Prevention of Corruption Act gives no scope for reform; hence misplaced leniency should not be shown: Supreme Court
A Supreme Court Bench comprising of Justice T.S. Thakur, Justice Kurian Joseph and Justice R.Bhanumathi has reportedly held that there is no scope for a public official convicted of corruption to reform. His punishment under the Prevention of Corruption Act, 1988 should hence reflect the public’s repugnance for his crime.
“The judgment on sentence shall not shock the common man. It should reflect the public abhorrence of the crime. Misplaced sympathy or unwarranted leniency will send a wrong signal to the public, giving room to suspect institutional integrity, affecting credibility of its verdict,” the Bench observed.

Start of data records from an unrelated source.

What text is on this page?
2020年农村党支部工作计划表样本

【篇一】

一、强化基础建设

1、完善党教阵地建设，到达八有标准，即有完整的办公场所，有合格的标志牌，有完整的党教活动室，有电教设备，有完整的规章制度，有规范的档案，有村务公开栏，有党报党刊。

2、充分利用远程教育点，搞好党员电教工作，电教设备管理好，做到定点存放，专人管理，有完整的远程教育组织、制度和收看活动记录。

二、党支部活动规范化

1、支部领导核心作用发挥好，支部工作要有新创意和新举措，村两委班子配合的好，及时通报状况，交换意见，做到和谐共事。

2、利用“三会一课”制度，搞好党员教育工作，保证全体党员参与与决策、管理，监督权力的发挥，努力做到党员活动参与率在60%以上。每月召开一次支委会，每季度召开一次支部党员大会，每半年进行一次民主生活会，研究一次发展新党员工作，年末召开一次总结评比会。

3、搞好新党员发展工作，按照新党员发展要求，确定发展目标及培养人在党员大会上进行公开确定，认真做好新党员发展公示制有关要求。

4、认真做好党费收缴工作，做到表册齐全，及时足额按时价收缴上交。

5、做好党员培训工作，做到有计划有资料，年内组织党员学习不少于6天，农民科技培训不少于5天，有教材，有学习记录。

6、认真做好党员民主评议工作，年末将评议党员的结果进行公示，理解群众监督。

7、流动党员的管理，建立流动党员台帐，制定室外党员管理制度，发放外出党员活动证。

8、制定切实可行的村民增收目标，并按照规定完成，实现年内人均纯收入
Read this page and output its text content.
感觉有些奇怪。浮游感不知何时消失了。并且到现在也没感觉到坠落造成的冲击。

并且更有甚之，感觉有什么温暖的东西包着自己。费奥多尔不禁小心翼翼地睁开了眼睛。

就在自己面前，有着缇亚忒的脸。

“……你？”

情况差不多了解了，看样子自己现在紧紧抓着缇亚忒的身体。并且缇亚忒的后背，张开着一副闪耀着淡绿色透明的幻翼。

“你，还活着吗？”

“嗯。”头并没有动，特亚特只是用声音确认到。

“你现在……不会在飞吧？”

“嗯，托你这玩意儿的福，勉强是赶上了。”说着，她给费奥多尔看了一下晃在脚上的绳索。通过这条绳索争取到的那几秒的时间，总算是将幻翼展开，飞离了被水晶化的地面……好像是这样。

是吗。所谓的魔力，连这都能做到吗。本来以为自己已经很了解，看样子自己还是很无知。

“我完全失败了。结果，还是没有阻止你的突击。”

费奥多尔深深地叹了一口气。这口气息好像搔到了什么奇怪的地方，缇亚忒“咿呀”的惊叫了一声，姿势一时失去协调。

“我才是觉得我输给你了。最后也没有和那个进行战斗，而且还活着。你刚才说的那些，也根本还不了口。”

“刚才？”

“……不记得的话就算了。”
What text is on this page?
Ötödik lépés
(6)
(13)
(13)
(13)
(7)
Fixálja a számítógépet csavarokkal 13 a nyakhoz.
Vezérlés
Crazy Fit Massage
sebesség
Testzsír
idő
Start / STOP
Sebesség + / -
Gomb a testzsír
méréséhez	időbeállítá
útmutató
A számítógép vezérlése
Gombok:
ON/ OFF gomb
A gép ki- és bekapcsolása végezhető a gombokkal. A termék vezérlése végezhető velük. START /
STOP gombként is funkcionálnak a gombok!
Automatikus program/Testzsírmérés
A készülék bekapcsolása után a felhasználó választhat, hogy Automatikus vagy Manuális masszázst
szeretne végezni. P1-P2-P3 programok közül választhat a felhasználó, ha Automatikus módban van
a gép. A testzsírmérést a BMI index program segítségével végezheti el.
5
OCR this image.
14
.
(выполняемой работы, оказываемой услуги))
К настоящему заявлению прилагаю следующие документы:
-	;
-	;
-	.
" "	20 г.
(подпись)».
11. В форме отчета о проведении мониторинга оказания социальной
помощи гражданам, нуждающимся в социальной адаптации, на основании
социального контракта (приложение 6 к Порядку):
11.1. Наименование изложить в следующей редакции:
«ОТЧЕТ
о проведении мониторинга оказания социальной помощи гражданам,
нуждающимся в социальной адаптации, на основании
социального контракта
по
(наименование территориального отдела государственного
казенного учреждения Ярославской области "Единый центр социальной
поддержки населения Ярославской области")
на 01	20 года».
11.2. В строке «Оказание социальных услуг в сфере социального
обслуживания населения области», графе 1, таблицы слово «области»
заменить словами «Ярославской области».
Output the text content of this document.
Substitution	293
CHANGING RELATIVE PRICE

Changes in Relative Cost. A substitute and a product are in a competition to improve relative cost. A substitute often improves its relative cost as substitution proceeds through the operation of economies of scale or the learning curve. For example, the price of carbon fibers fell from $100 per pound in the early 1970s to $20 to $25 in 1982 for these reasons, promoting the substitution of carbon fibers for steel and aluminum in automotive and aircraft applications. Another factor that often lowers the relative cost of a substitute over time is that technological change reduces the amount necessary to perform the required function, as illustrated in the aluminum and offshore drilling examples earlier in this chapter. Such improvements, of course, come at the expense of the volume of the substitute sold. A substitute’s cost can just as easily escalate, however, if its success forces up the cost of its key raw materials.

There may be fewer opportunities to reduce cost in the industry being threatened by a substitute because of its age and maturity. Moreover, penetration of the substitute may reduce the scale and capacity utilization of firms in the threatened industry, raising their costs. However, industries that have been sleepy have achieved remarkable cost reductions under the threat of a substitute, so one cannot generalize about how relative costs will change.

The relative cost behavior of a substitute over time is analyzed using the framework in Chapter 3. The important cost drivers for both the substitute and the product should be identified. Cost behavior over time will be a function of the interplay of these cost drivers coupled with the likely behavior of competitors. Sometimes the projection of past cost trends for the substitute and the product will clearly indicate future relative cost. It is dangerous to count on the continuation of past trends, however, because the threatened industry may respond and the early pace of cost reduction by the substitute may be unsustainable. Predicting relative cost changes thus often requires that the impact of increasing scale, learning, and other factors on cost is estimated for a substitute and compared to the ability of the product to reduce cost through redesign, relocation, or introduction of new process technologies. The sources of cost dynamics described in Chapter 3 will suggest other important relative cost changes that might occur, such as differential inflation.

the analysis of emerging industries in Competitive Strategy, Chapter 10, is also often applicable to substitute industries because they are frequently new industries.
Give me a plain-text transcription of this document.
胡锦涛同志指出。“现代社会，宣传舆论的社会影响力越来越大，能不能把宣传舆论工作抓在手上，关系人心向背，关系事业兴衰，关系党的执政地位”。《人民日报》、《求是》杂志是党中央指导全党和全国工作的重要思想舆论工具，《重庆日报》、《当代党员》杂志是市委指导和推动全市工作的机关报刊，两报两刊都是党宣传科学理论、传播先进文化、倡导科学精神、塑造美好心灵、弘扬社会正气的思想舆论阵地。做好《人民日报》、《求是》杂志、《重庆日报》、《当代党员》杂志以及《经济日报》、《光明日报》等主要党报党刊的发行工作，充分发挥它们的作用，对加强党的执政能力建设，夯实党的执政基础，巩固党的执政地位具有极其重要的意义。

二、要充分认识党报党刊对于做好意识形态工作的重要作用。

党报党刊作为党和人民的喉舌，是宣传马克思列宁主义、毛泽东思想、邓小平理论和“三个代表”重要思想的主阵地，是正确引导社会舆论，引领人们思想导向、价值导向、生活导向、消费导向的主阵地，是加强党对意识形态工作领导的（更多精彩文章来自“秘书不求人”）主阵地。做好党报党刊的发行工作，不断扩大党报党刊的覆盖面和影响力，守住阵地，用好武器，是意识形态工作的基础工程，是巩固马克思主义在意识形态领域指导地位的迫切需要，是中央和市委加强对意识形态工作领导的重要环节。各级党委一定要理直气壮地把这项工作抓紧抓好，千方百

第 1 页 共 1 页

The Court was hearing a case that dealt with a police officer who was caught red handed taking a bribe of Rs. 25, 000 in January 2001. The apex Court observed that there is no room for sympathy or leniency towards a public servant convicted of corruption.
Delving into the legislative intent and philosophy behind the punishment for offences under the Act, the Bench said that the Act does not give scope for a corrupt official to reform. Since a public official immediately loses his job after being convicted under the Act, the gets no opportunities to redeem his conduct thereafter.
The Bench further observed that the objective of punishment under the Act is deterrence and denunciation.